|

- By focusing on errors in judgment and decision
making, we can come to understand the way people
make judgments and learn to avoid mistakes.
- Sometimes our judgments are biased because they
are based on misleading information, which can
occur even when the information is encountered
firsthand.
- One bias that can taint information experienced
firsthand is that of pluralistic ignorance, which tends
to arise in situations in which people are reluctant to
express their misgivings about a perceived group
norm, with their reluctance reinforcing the false
norm.
- Although people tend to believe that their memories
are the product of automatic recording devices, in
actuality they are reconstructions based on general
knowledge, abstract theories, and fragments of truly
remembered events. The reconstructive nature of
memory occasionally gives rise to recollections of
events that never occurred.
- Flashbulb memories are powerful images of the
moment when one learned of some dramatic news,
but they too are subject to error, despite the sense of
certainty and vividness attached to them.

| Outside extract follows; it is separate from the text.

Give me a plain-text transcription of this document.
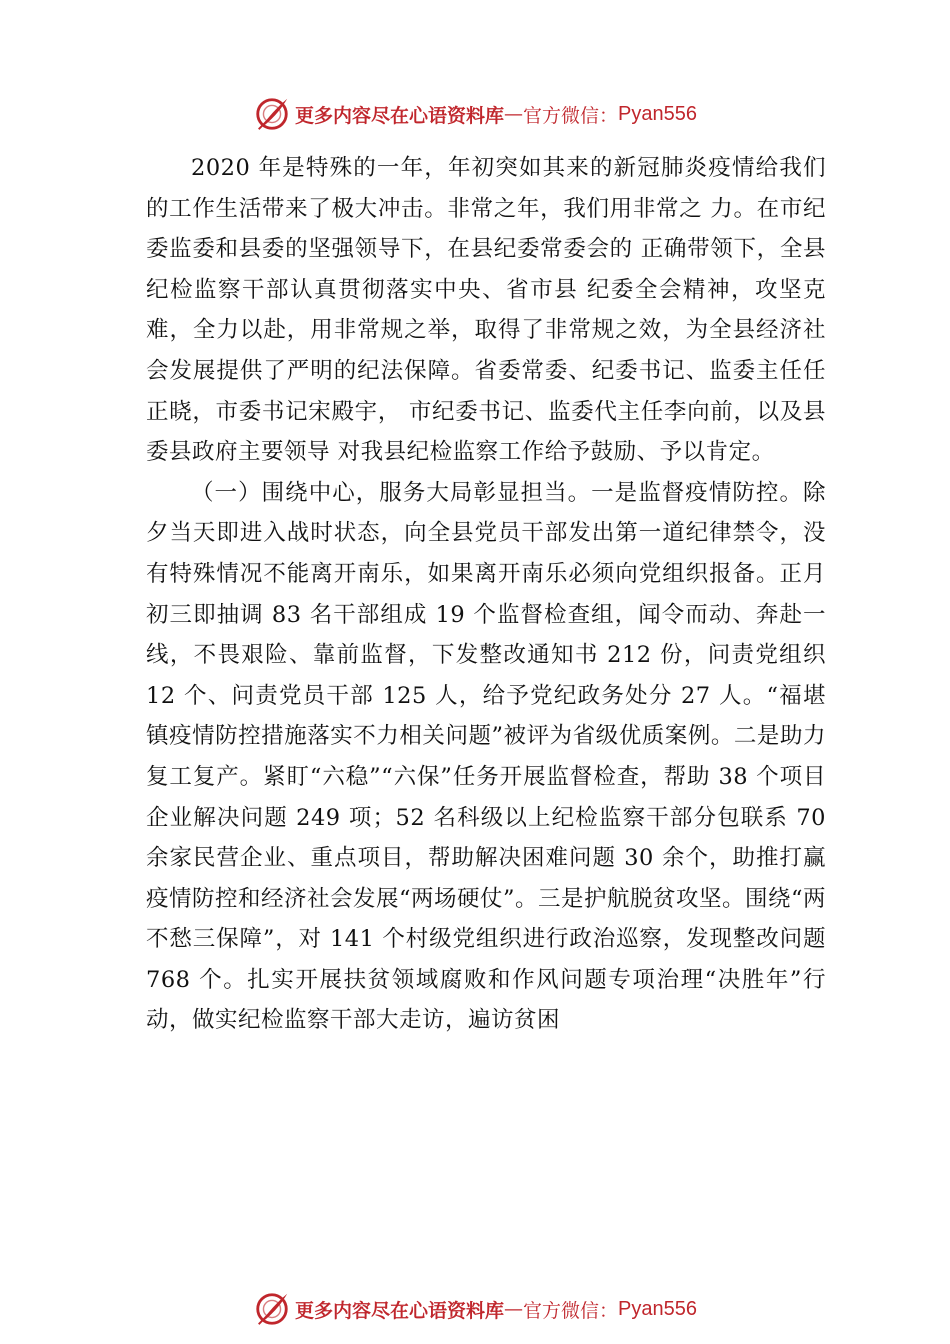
更多内容尽在心语资料库 — 官方微信： Pyan556

2020 年是特殊的一年，年初突如其来的新冠肺炎疫情给我们的工作生活带来了极大冲击。非常之年，我们用非常之 力。在市纪委监委和县委的坚强领导下，在县纪委常委会的 正确带领下，全县纪检监察干部认真贯彻落实中央、省市县 纪委全会精神，攻坚克难，全力以赴，用非常规之举，取得了非常规之效，为全县经济社会发展提供了严明的纪法保障。省委常委、纪委书记、监委主任任正晓，市委书记宋殿宇， 市纪委书记、监委代主任李向前，以及县委县政府主要领导 对我县纪检监察工作给予鼓励、予以肯定。

（一）围绕中心，服务大局彰显担当。一是监督疫情防控。除夕当天即进入战时状态，向全县党员干部发出第一道纪律禁令，没有特殊情况不能离开南乐，如果离开南乐必须向党组织报备。正月初三即抽调 83 名干部组成 19 个监督检查组，闻令而动、奔赴一线，不畏艰险、靠前监督，下发整改通知书 212 份，问责党组织 12 个、问责党员干部 125 人，给予党纪政务处分 27 人。“福堪镇疫情防控措施落实不力相关问题”被评为省级优质案例。二是助力复工复产。紧盯“六稳”“六保”任务开展监督检查，帮助 38 个项目企业解决问题 249 项；52 名科级以上纪检监察干部分包联系 70 余家民营企业、重点项目，帮助解决困难问题 30 余个，助推打赢疫情防控和经济社会发展“两场硬仗”。三是护航脱贫攻坚。围绕“两不愁三保障”，对 141 个村级党组织进行政治巡察，发现整改问题 768 个。扎实开展扶贫领域腐败和作风问题专项治理“决胜年”行动，做实纪检监察干部大走访，遍访贫困

更多内容尽在心语资料库 — 官方微信： Pyan556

- Information received secondhand can also be
biased, as speakers often do not provide a full
account of what happened or may be motivated
(because of ideology or the desire to entertain) to
stress certain elements at the expense of others.
- When people describe events, they tend to sharpen
some elementsthat is, emphasize points that are
salient to them and that they think will interest us
and to level or deemphasize other elements.
- There is evidence that people who watch local newscasts,
with their steady drumbeat of dangerous
events, exaggerate the dangers in their lives.
- How information is presented can also affect judgment.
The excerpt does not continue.